If you are genuinely impressed, save them for later. Ishan Kishan is a show on its own, a blockbuster that none of the theatres in the country can afford to show. 156 runs out of the 210 came via boundaries, with 34 boundaries. That’s nearly 74% of the runs in just boundaries.
“15 overs were left, could have scored 300 also,” uttered the 24-year-old Kishan.
It is that show where you sit on the edge of your seat and munch on your popcorn. It is that show where you would never dare to get up from your seats, even if it means you want a washroom break.
And when someone says that they could have scored 300 in a 50-over contest, you sit and go wow. But when someone of Kishan’s abilities says that, you nod your head in agreement and be like, ya maybe he could have scored and not even bat an eyelid.

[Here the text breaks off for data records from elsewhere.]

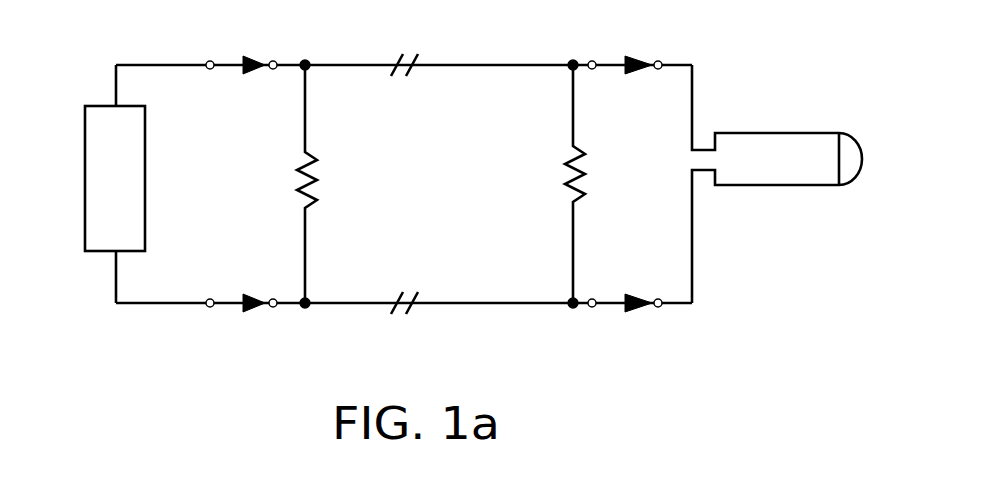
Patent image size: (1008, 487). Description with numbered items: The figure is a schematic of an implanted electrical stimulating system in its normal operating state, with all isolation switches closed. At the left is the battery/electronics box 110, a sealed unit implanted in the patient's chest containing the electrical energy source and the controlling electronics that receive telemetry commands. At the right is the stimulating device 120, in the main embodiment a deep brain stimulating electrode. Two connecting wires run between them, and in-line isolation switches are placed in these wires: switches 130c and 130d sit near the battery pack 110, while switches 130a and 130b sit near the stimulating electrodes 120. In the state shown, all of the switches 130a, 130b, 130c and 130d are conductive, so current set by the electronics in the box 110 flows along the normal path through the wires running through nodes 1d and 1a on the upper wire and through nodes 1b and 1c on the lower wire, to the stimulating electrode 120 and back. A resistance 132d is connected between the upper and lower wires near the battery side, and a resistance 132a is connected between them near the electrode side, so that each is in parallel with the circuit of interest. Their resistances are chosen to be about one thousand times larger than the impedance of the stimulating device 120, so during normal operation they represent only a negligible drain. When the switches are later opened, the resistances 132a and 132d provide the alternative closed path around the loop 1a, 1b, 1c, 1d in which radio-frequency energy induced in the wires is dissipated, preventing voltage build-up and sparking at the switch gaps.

The battery/electronics box 110 is at (92, 108).
The stimulating device 120 is at (862, 88).
The switch 130a is at (672, 18).
The switch 130b is at (682, 345).
The switch 130c is at (262, 310).
The switch 130d is at (268, 60).
The resistance 132a is at (562, 197).
The resistance 132d is at (298, 197).
The node 1a is at (573, 57).
The node 1b is at (573, 317).
The node 1c is at (305, 317).
The node 1d is at (307, 63).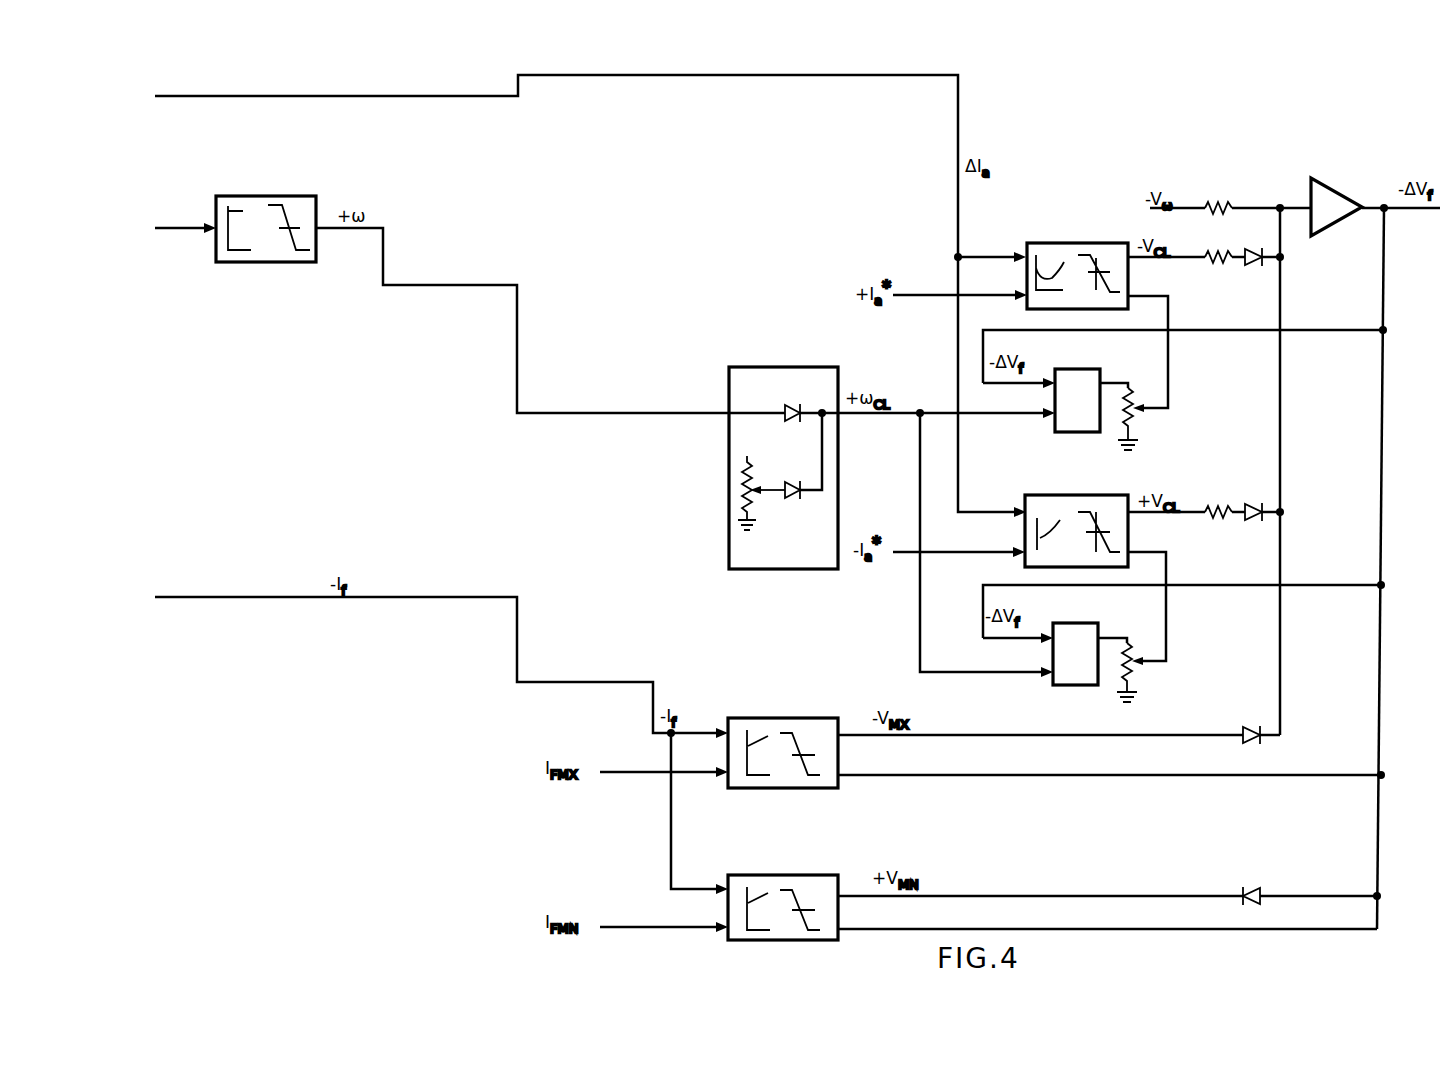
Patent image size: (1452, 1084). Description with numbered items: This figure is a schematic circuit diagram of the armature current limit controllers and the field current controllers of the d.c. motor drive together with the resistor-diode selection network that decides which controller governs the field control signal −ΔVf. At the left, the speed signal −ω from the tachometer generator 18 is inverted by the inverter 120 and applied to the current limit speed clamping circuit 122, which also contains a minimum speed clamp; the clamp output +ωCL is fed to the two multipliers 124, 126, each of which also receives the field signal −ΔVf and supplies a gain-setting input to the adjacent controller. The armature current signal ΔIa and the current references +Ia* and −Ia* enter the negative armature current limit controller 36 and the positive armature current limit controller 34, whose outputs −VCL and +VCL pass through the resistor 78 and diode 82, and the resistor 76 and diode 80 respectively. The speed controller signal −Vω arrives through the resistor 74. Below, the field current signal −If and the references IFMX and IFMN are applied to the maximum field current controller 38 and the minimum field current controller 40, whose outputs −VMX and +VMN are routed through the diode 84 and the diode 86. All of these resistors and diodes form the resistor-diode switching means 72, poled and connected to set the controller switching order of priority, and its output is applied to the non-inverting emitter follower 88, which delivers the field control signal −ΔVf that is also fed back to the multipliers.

The tachometer generator 18 is at (156, 227).
The inverter 120 is at (293, 196).
The current limit speed clamping circuit 122 is at (740, 569).
The negative armature current limit controller 36 is at (1016, 250).
The positive armature current limit controller 34 is at (1016, 506).
The multiplier 124 is at (1092, 370).
The multiplier 126 is at (1082, 625).
The resistor 74 is at (1215, 204).
The resistor 78 is at (1218, 254).
The diode 82 is at (1256, 253).
The resistor 76 is at (1216, 509).
The diode 80 is at (1256, 508).
The non-inverting emitter follower 88 is at (1327, 190).
The resistor-diode switching means 72 is at (1219, 634).
The maximum field current controller 38 is at (828, 790).
The minimum field current controller 40 is at (828, 944).
The diode 84 is at (1252, 746).
The diode 86 is at (1250, 893).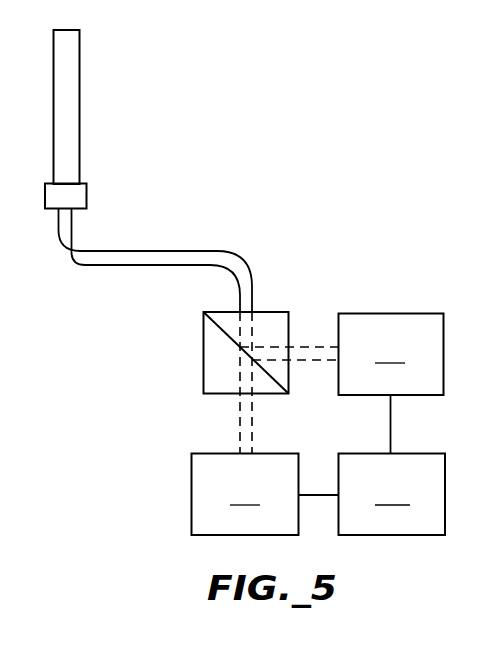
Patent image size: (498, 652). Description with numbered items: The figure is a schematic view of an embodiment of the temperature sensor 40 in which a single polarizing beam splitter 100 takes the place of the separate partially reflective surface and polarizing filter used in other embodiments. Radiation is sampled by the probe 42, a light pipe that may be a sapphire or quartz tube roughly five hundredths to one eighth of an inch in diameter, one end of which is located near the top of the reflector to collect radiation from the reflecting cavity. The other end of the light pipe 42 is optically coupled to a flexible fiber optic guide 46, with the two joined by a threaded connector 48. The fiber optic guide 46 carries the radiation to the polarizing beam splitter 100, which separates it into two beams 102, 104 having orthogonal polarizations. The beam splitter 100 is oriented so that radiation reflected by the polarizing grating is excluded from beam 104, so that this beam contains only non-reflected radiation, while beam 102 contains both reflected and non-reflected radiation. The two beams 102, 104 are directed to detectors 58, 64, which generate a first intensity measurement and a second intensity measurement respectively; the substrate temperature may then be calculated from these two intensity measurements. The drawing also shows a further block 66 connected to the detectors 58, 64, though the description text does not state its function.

The temperature sensor 40 is at (297, 130).
The probe 42 is at (70, 122).
The flexible fiber optic guide 46 is at (165, 250).
The threaded connector 48 is at (78, 195).
The detector 58 is at (245, 495).
The detector 64 is at (391, 355).
The controller 66 is at (392, 495).
The polarizing beam splitter 100 is at (267, 310).
The beam 102 is at (233, 435).
The beam 104 is at (300, 347).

In a year where Indian cricket in the white-ball format has been at an all-time lull, where the top-three is perhaps on the verge of a revamp, there exists a spark like Kishan, who weaves a magic around the crowd.
"Had a chat with Surya bhai. He said when you bat before the game, you see the ball well. I didn't take too much pressure on myself. Just wanted to make use of the opportunity,” he added.
The crowd knew that it was a dead rubber but what they were served was perhaps the liveliest thing of the series, it was an innings of a lifetime, or was it? You know the issue with modern-day cricket, right? There is so much cricket that recency bias is not a created concept.
For at least the next few years, the 210 from the southpaw will be heralded as one of the best innings in this decade. Or, are we right in saying that? The audacity of the innings is such that maybe we will have to wait for more years before we can see someone, or maybe even Kishan bettering his own record.
Different surfaces but the point is, if India are to compete with the big dogs, if India are looking to move away from the safety first, hit later approach, they will need more than names, they will need guts. In that innings which lasted 131 deliveries, 169 minutes, it showed you what the left-hander had to offer: the big-dog mentality.
On Friday (December 9), five-time World champions Brazil were knocked at the quarter-final stage by Croatia, a team that no one possibly would have predicted to beat Brazil. Why is that relevant? Kishan is possibly one of the biggest Brazilian fans in this Indian setup. A night after they went home, Kishan was busy here showing all that anger on the Bangladesh team.
Since January 2020, it is the first century for an Indian opener. 36 matches, it has been that long since an Indian opener has converted the two-figure score into a triple-figure threat. Barring the 21-40 ball phase, his strike-rate was never below the 90 mark. Once he had faced over 40 deliveries, his strike-rate was never below 130.
It is one of those innings where everything that came his way either landed in the third tier or on the road, and nothing in between.
The crazy part is not the double hundred, or the fact that he had over 100 strike-rate against five out of the six bowlers. It is not that he was the fastest to 150 by an Indian in ODI history. Not even the fact that it is the highest score for a left-handed batter from India. Not even that is the most runs scored by an individual batter in Bangladesh.
He’s not even the youngest Indian to score 150 in ODIs but how if he wanted, a 300 was always around the corner. It is that scary sight of how he threw the bowlers into the tub like a laundromat is what was threatening.
Kishan’s heroics is only behind Shane Watson, in terms of most runs scored in the first 30 overs of an innings, at 179. When he got to his double-century, the fourth Indian to get there, it was off 126 deliveries, the fastest for any batter who has scored 200 runs.
If Virat Kohli’s innings served as a reminder to what he still has to offer for the national team, Kishan’s innings serves a larger purpose in the Indian cricket life, a reminder that this approach is quite sustainable, and they have the leads to sharpen their craft.
Prior to this, Kishan had shown his prowess multiple times, including against Sri Lanka and South Africa, where he whacked the leather out of multiple venues. But in Chattogram, he reinvigorated the Indian setup in such a way that Bangladesh were lost for words.
At 143/6, Bangladesh needed a miracle. But India were happy because that miracle that Bangladesh needed was on their side. Kishan may not like Messi but he is certainly the Messiah that India needed, in the format where there was an utmost need for an injection.
Injection for pace, youth and exuberance. Kishan fills in that and more. On a day where a 35-year-old showed the world that he is not yet done yet, there was the 24-year-old showing India and the selectors he is just getting started.
The Jharkhand batter might not even make the squad for the upcoming ODI World Cup but his innings has shown the team one thing very vivid and clear: the approach has to change for the good, if they are going to win the World Cup.
If the ball is there, I will go for the shot was Kishan’s mantra but by the looks of it, maybe even if the ball wasn’t there, he went for it. And that kids, was one hell of a knock.
Three years down the line, Kishan might have achieved greater heights but the double-hundred, the celebration, the way Kohli celebrated his success will always be etched in the echelons of Indian cricket.